At that moment I simply loved that she could hear my thoughts from time to time. It always felt so good to know that she understood me. I never had to explain myself. Feeling how the blood came back to my face I stepped inside in the old magical house while the rain kept pouring down outside its windows. The wooden floors made a creaking sound like the house was greeting me. Like it was as happy to see me as I was to be inside of it again. How I loved that old house.
In the kitchen I met the rest of the family. They were sitting quietly around the table smiling at me with sorrowful faces.
"So what's going on?" I asked and that's when I noticed that they were all wearing black dresses. The only ones missing were the grandmother and the apparition of the great-grandmother.
"I am glad you finally came," Aiyana said. "I have been expecting you all day. Shimasani, my grandmother, is dying today."
"Today? But ... but how do you know? Where is she?"
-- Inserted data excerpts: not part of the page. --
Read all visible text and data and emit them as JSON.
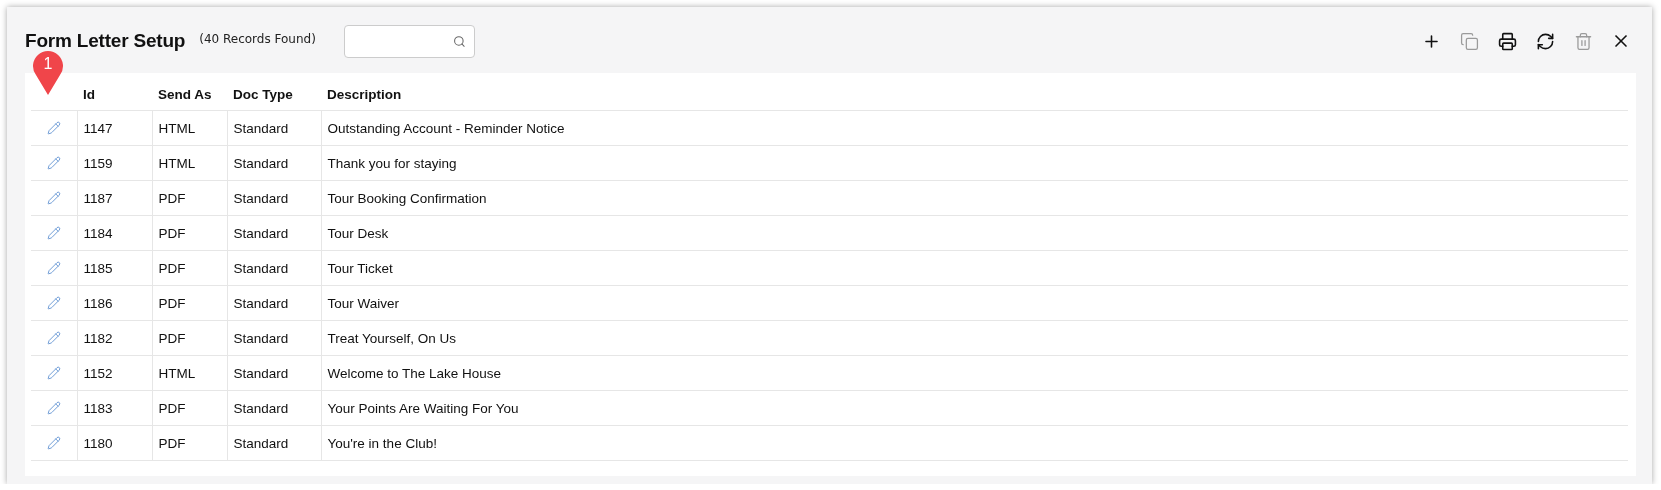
{
  "window": {
    "title": "Form Letter Setup",
    "record_count": "(40 Records Found)"
  },
  "toolbar": [
    {
      "kind": "add",
      "disabled": false
    },
    {
      "kind": "copy",
      "disabled": true
    },
    {
      "kind": "print",
      "disabled": false
    },
    {
      "kind": "refresh",
      "disabled": false
    },
    {
      "kind": "delete",
      "disabled": true
    },
    {
      "kind": "close",
      "disabled": false
    }
  ],
  "callout": {
    "label": "1"
  },
  "table": {
    "columns": [
      "Id",
      "Send As",
      "Doc Type",
      "Description"
    ],
    "rows": [
      [
        "1147",
        "HTML",
        "Standard",
        "Outstanding Account - Reminder Notice"
      ],
      [
        "1159",
        "HTML",
        "Standard",
        "Thank you for staying"
      ],
      [
        "1187",
        "PDF",
        "Standard",
        "Tour Booking Confirmation"
      ],
      [
        "1184",
        "PDF",
        "Standard",
        "Tour Desk"
      ],
      [
        "1185",
        "PDF",
        "Standard",
        "Tour Ticket"
      ],
      [
        "1186",
        "PDF",
        "Standard",
        "Tour Waiver"
      ],
      [
        "1182",
        "PDF",
        "Standard",
        "Treat Yourself, On Us"
      ],
      [
        "1152",
        "HTML",
        "Standard",
        "Welcome to The Lake House"
      ],
      [
        "1183",
        "PDF",
        "Standard",
        "Your Points Are Waiting For You"
      ],
      [
        "1180",
        "PDF",
        "Standard",
        "You're in the Club!"
      ]
    ]
  }
}
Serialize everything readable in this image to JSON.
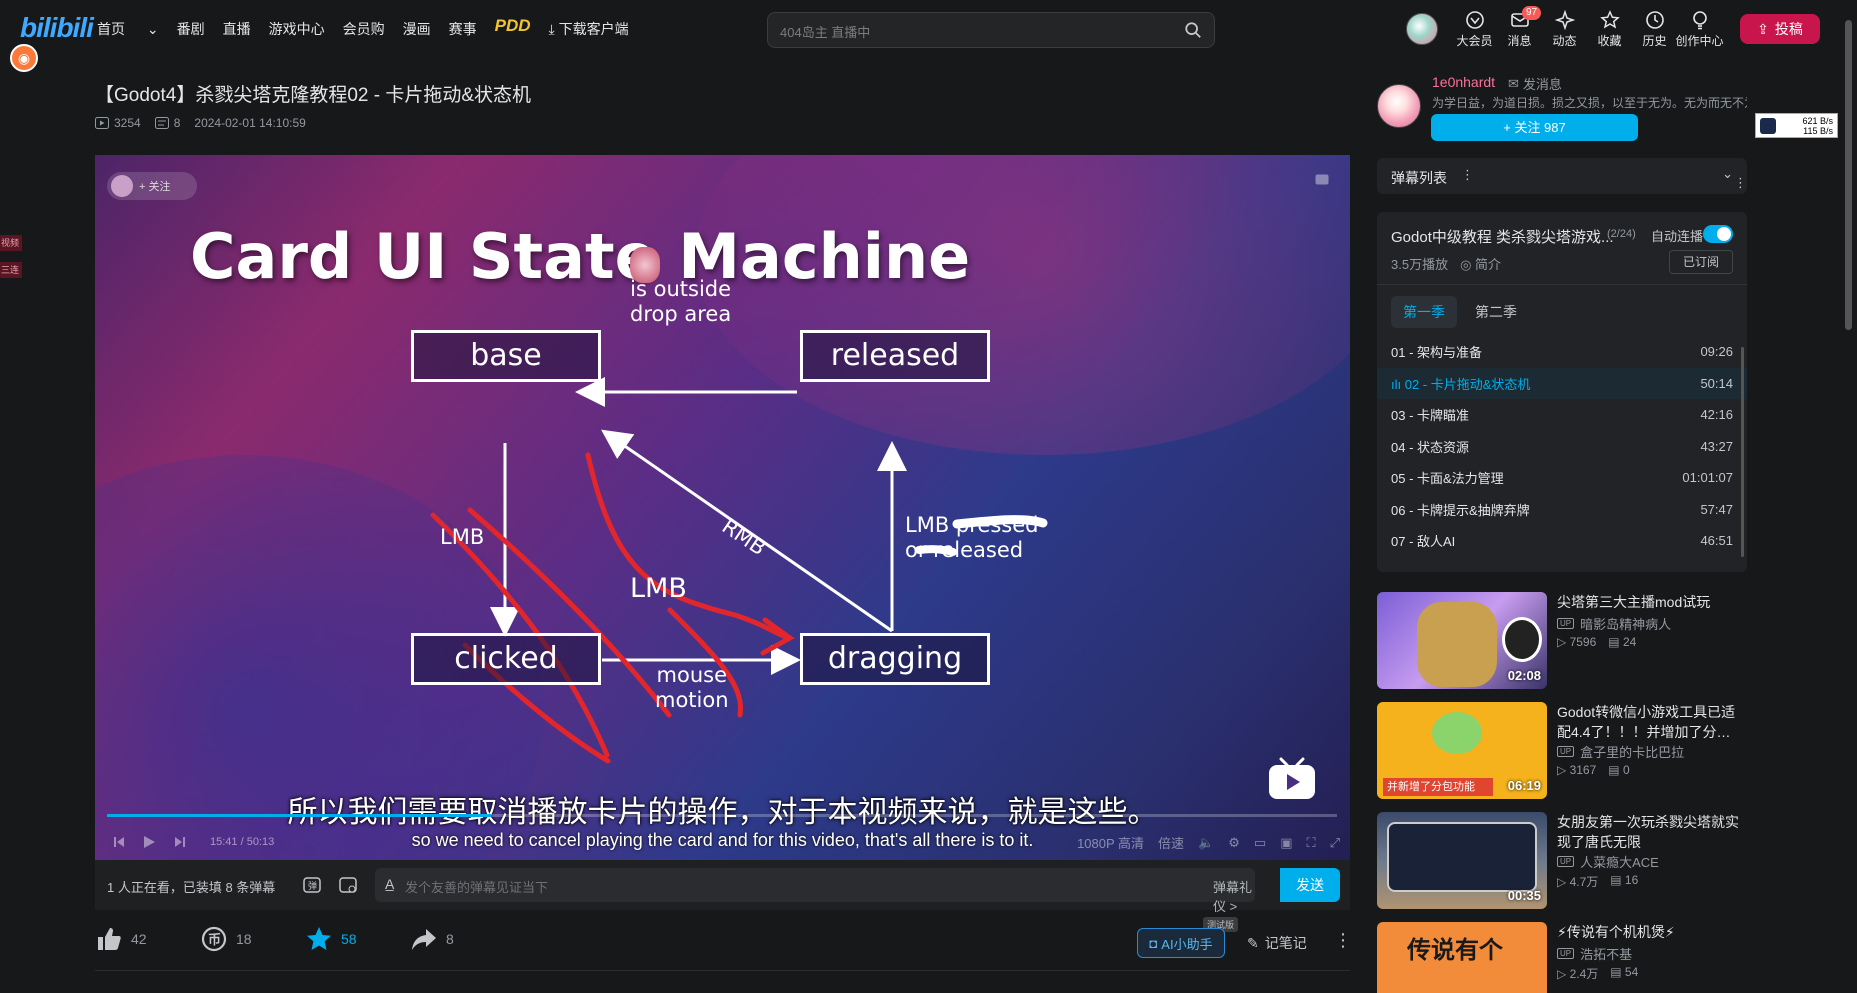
{
  "header": {
    "logo": "bilibili",
    "nav": [
      "首页",
      "番剧",
      "直播",
      "游戏中心",
      "会员购",
      "漫画",
      "赛事",
      "PDD",
      "下载客户端"
    ],
    "search_placeholder": "404岛主 直播中",
    "actions": [
      {
        "label": "大会员",
        "icon": "vip-icon"
      },
      {
        "label": "消息",
        "icon": "message-icon",
        "badge": "97"
      },
      {
        "label": "动态",
        "icon": "dynamic-icon"
      },
      {
        "label": "收藏",
        "icon": "favorite-icon"
      },
      {
        "label": "历史",
        "icon": "history-icon"
      },
      {
        "label": "创作中心",
        "icon": "creator-icon"
      }
    ],
    "upload": "投稿"
  },
  "video": {
    "title": "【Godot4】杀戮尖塔克隆教程02 - 卡片拖动&状态机",
    "views": "3254",
    "danmaku": "8",
    "date": "2024-02-01 14:10:59"
  },
  "side_tags": [
    "视频",
    "三连"
  ],
  "player": {
    "follow": "+ 关注",
    "slide_title": "Card UI State Machine",
    "states": {
      "base": "base",
      "released": "released",
      "clicked": "clicked",
      "dragging": "dragging"
    },
    "edges": {
      "outside": "is outside\ndrop area",
      "lmb_down": "LMB",
      "rmb": "RMB",
      "lmb_middle": "LMB",
      "lmb_pressed": "LMB pressed\nor released",
      "mouse_motion": "mouse\nmotion"
    },
    "subtitle_cn": "所以我们需要取消播放卡片的操作，对于本视频来说，就是这些。",
    "subtitle_en": "so we need to cancel playing the card and for this video, that's all there is to it.",
    "time": "15:41 / 50:13",
    "progress": 0.312,
    "controls": [
      "1080P 高清",
      "倍速"
    ]
  },
  "danmaku_bar": {
    "info": "1 人正在看，已装填 8 条弹幕",
    "placeholder": "发个友善的弹幕见证当下",
    "etiquette": "弹幕礼仪 >",
    "send": "发送"
  },
  "action_bar": {
    "like": "42",
    "coin": "18",
    "favorite": "58",
    "share": "8",
    "ai": "AI小助手",
    "ai_tag": "测试版",
    "note": "记笔记"
  },
  "uploader": {
    "name": "1e0nhardt",
    "message": "发消息",
    "desc": "为学日益，为道日损。损之又损，以至于无为。无为而无不为",
    "follow": "+ 关注 987"
  },
  "net_speed": {
    "up": "621 B/s",
    "down": "115 B/s"
  },
  "danmaku_list": "弹幕列表",
  "playlist": {
    "title": "Godot中级教程 类杀戮尖塔游戏...",
    "count": "(2/24)",
    "auto": "自动连播",
    "plays": "3.5万播放",
    "intro": "简介",
    "subscribed": "已订阅",
    "seasons": [
      "第一季",
      "第二季"
    ],
    "episodes": [
      {
        "title": "01 - 架构与准备",
        "dur": "09:26"
      },
      {
        "title": "02 - 卡片拖动&状态机",
        "dur": "50:14",
        "active": true
      },
      {
        "title": "03 - 卡牌瞄准",
        "dur": "42:16"
      },
      {
        "title": "04 - 状态资源",
        "dur": "43:27"
      },
      {
        "title": "05 - 卡面&法力管理",
        "dur": "01:01:07"
      },
      {
        "title": "06 - 卡牌提示&抽牌弃牌",
        "dur": "57:47"
      },
      {
        "title": "07 - 敌人AI",
        "dur": "46:51"
      }
    ]
  },
  "recommendations": [
    {
      "title": "尖塔第三大主播mod试玩",
      "up": "暗影岛精神病人",
      "views": "7596",
      "dm": "24",
      "dur": "02:08"
    },
    {
      "title": "Godot转微信小游戏工具已适配4.4了！！！并增加了分…",
      "up": "盒子里的卡比巴拉",
      "views": "3167",
      "dm": "0",
      "dur": "06:19",
      "thumb_caption": "并新增了分包功能"
    },
    {
      "title": "女朋友第一次玩杀戮尖塔就实现了唐氏无限",
      "up": "人菜瘾大ACE",
      "views": "4.7万",
      "dm": "16",
      "dur": "00:35"
    },
    {
      "title": "⚡传说有个机机煲⚡",
      "up": "浩拓不基",
      "views": "2.4万",
      "dm": "54",
      "thumb_caption": "传说有个"
    }
  ],
  "colors": {
    "accent": "#00aeec",
    "pink": "#fb7299",
    "upload": "#c8154c"
  }
}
"She is in her room getting herself ready with Granny. She has been preparing for her departure for a couple of days now. She started to give all of her clothes away to homeless people and others in need. That's when I knew something was going on with her. So I asked her and she gave me all of her old notebooks that she has been writing in since she was a child. I promised to try and make it into a book someday. She has lived such an interesting life. She gave all of her jewelry to my mother. She hasn't been eating at all most of the week and is so tiny now that she looks like she could almost fly away to the next world on a gust of wind. Right now she is writing small letters to each of us that she will hand to us before she goes. I knew she would at some point summon you to come and say goodbye as well. She cares so much about you. "
"Do you want me to take a look at her? Maybe there is a reason for her not eating," I said.
Aiyana laughed. "Look at you, Christian. Already the doctor."
I laughed at myself. "I guess. I might as well get used to it. But seriously, I could take a look at her if you'd like."
Wyanet got up from the table and walked towards me. She put her arm around me and held me tight. "There's no need to look at her. She has decided to die now and science has no cure for that. In our family we don't die because we're old, because our bodies
don't age. But we die when the spirits are done with us here. When we are done."
I nodded sadly. I was sorry to see her leave this world, especially because I knew how much Aiyana cared for her. I was sad that she would have to endure such sorrow. I wanted to protect her against feelings like that, feelings that had hurt me so deeply when my mother had died. I never wanted her to go through a sorrow like that.
Aiyana turned and looked at me. "I am sad to see her leave," she said. "But I will not feel sorrow at heart. Dying is nothing more than a change."
I knew in my heart she was right. I had seen my mother when I had died that night and she was more beautiful and stronger than ever. It's the people that are left behind that are hurting because they don't understand, they don't know what waits on the other side. It's the fear of the unknown. And the fear of being left behind.
"You came to talk to me about something, didn't you?" Aiyana asked.
I nodded.
"Let's do it while she gets ready to say goodbye. Let's go out on the porch."
I followed Aiyana outside where we sat at the couch. The rocking chair still didn't move and almost looked like an ordinary rocking chair. "It always gets quiet when someone is dying," Aiyana said. "It was the same when Granny went even though her spirit never left the house. It will be like that for a couple of days and then it will start rocking again. When my dad died it went quiet for a whole month. But his death was also unexpected. It gave us all a shock I guess."
"No one predicted it?" I asked.
Aiyana laughed lightly. "We don't see everything. Maybe we did know but refused to listen. That happens sometimes," she said. "But once he died, we all knew instantly. We all saw the same vision of him being shot at the exact same time. I remember how it felt in my heart. Like someone ripped a part of it out."